On peut également illustrer la violence de l’archaïsme par l’étude des dérivés de contre.
ENCONTRE (v. 485) : « Contre. » (Huguet). En tant que préposition, le mot est aussi présent dans Cotgrave mais absent de Nicot, Furetière et du Dictionnaire de l’Académie françoise, première édition, 1694.
CONTRAIRE (v. 1491) : Nous laissons de côté l’adjectif, dont l’emploi est resté relativement stable durant les siècles qui nous séparent de notre œuvre, pour nous intéresser au substantif, dont l’emploi a évolué et semble s’être affaibli pour se réduire à un sens logique (comme dans « dire le contraire »). C’est déjà le cas dans le Furetière. En outre, s’il en reste des traces dans un emploi de l’adjectif que le TLFi note usuel et littéraire, la dimension d’hostilité s’efface dans le substantif.

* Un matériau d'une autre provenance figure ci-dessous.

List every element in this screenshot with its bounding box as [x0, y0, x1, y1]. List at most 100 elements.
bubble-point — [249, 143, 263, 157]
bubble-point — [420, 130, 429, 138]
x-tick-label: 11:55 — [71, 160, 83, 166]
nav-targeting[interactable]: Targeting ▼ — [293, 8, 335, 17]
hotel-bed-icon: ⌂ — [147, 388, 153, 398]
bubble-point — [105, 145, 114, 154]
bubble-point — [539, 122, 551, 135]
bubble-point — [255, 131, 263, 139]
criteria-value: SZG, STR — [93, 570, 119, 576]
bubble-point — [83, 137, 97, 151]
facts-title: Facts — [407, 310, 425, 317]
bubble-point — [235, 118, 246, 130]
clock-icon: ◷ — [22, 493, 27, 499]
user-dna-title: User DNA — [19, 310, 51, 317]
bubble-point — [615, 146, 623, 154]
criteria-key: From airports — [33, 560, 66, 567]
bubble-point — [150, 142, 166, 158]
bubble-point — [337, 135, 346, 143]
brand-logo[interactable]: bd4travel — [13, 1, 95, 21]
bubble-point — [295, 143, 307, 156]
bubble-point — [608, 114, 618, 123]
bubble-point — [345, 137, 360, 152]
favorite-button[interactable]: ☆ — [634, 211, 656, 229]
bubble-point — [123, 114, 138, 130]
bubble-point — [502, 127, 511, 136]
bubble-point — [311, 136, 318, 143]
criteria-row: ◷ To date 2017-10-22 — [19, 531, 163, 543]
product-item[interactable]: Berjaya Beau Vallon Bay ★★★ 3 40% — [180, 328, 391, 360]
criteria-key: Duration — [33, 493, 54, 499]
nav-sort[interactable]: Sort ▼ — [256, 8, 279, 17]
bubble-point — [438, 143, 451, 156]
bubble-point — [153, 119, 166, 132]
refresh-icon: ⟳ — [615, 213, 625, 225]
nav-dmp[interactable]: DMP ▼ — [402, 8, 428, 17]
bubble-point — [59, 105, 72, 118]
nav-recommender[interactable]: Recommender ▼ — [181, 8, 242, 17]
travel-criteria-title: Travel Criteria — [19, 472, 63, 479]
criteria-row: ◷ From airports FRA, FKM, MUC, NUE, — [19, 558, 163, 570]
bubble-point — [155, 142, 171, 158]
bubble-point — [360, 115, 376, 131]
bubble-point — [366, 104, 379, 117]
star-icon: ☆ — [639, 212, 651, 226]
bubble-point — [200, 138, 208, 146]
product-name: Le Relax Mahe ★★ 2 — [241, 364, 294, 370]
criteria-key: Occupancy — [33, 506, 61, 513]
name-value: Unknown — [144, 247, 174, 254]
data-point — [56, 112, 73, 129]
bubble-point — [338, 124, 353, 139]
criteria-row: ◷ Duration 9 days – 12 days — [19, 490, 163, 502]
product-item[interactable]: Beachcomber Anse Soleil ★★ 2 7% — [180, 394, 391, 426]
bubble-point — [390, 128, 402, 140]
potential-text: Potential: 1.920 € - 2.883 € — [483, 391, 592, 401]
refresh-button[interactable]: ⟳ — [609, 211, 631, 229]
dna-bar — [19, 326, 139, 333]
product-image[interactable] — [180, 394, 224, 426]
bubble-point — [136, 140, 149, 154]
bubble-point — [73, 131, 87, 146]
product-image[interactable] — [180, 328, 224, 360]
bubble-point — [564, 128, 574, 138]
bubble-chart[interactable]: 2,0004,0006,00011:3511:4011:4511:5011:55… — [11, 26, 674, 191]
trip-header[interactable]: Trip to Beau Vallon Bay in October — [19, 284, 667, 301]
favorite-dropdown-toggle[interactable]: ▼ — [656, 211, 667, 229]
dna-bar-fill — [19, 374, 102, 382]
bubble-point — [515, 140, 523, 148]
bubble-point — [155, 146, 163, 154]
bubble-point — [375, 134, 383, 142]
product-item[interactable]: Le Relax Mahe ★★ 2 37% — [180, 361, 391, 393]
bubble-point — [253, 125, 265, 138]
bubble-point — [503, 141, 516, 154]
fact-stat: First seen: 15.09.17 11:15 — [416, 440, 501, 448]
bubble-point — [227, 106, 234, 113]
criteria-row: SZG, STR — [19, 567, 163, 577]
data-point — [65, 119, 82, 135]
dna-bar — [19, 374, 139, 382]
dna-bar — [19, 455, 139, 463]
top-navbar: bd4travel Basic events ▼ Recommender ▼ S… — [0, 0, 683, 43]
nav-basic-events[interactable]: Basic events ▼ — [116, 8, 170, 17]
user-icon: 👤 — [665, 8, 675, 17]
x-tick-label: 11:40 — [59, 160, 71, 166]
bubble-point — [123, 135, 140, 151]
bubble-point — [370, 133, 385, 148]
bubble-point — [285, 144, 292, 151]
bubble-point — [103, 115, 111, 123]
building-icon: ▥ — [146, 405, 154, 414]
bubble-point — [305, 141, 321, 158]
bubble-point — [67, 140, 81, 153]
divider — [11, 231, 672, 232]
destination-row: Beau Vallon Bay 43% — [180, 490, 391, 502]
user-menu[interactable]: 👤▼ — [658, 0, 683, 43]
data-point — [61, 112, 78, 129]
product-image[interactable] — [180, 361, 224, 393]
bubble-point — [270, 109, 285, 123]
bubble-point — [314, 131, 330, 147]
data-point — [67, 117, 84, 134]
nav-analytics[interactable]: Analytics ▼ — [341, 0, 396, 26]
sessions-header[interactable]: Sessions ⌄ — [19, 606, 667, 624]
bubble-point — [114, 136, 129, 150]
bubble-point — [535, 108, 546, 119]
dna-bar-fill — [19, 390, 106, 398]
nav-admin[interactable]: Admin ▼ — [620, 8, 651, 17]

Ceci, appuyé de définitions exhaustives379, permet une mise au point sur la locution « au contraire ». On comprendra mieux la construction du vers 1491 et l’on ne sera dès lors plus tenté de voir une substantivation hardie ou une ellipse (« party » sous-entendu, par exemple).
Et toy, ma chere main, si le cœur me deffaut,Le veux-tu pas percer pour punir son deffaut.Ouy quand tout l’univers s’armeroit au contraire*Il n’est pas assez fort pour m’en pouvoir distraire(Porcie, après la découverte du corps de Brute, V, 5, v. 1489-1492)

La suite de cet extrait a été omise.